Respite for family caregivers is perhaps one of the greatest needs when caring at home for a loved one. When care becomes more concentrated or goes on for a long period of time, care givers are at risk of becoming overly fatigued and suffering burnout.
Home support is based on the care needs of the patient. If in the final days of life a caregiver requires additional community health worker hours, they are to contact their home care nurse and request it.
Delta Hospice trained volunteers will also provide respite to caregivers by offering time-out for short periods of time. This allows caregivers a break from the heavy demands of care giving for rest, appointments, shopping or recreation. Family members are able to be refreshed and better able to continue their care.
Each person has a spiritual dimension that is expressed in religious or philosophical beliefs and practices. Spiritual dimensions of our lives often provide us with our most profound experiences of fulfillment and unity and may also express themselves in some of our experiences of fear, guilt and brokenness.

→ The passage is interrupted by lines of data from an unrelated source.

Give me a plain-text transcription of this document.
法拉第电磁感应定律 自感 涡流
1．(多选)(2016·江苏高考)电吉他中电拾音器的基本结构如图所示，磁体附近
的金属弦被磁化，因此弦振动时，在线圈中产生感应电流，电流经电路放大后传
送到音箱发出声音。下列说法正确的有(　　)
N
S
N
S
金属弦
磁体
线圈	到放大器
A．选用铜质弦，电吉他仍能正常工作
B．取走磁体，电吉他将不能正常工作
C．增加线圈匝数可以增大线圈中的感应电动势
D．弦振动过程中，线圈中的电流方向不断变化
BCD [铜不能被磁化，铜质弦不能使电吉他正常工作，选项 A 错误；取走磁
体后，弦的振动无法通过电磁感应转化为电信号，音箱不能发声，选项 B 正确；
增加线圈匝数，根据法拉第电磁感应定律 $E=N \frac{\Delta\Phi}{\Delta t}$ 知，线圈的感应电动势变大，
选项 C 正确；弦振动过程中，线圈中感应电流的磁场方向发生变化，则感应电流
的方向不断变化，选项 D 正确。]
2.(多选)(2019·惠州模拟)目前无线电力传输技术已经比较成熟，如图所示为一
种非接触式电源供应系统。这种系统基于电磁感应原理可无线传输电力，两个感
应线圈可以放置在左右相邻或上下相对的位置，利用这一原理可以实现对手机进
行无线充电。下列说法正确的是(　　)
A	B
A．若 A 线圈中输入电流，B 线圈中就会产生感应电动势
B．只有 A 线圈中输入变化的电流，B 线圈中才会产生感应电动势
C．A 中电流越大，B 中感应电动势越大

Spirituality may be expressed in a variety of ways: formal and informal, religious and secular, including but not limited to symbols, rituals, practices, art forms, prayers and meditations.
The search for spirituality is both intimate and personal and may be heightened as one experiences a life threatening illness as well as when one confronts death. It is often a time when there is a need to find meaning in one’s life, hope and acceptance. It is important to find a place of comfort and peace. Each person’s needs and beliefs are different and will be respected by the hospice staff.
Spiritual Care at Delta Hospice is provided in the following ways:
A personal visit may be requested for a volunteer hospice worker for personal contact, companionship, conversation or exploring spiritual issues.
Professional counsellors are available for counselling on complex spiritual issues.
Our lending library has materials available that can help in understanding the spiritual journey.
We may refer to:
One of the local community clergy or spiritual groups.
A hospital Pastoral Care Program
- Fraser Health’s Spiritual Care Coordinator
Therapeutic Touch can have a relaxing effect for some who are experiencing pain or anxiety. Volunteers who have had additional training in this complementary therapy offer therapeutic touch upon request. Often patients who have received therapeutic touch at the Cancer Agency or in hospital are pleased to be able to access it at the Family Care Centre or their own home.
Vigil service involves a team of volunteers who make themselves available to sit at a bedside of someone who is within the last 72 hours of life. Up to 24-hour (continuous if requested) vigil service may be requested if resources are available. This support is to augment that of the family so that no one needs to die alone. A small booklet is kept at the bedside and filled in by the vigil team members as they visit. This may be presented to the family following the death. Volunteers offer to sit with the family at the bedside if they feel a need for support. Vigil support may also be initiated at other times during an advanced illness to give family members a chance to sleep.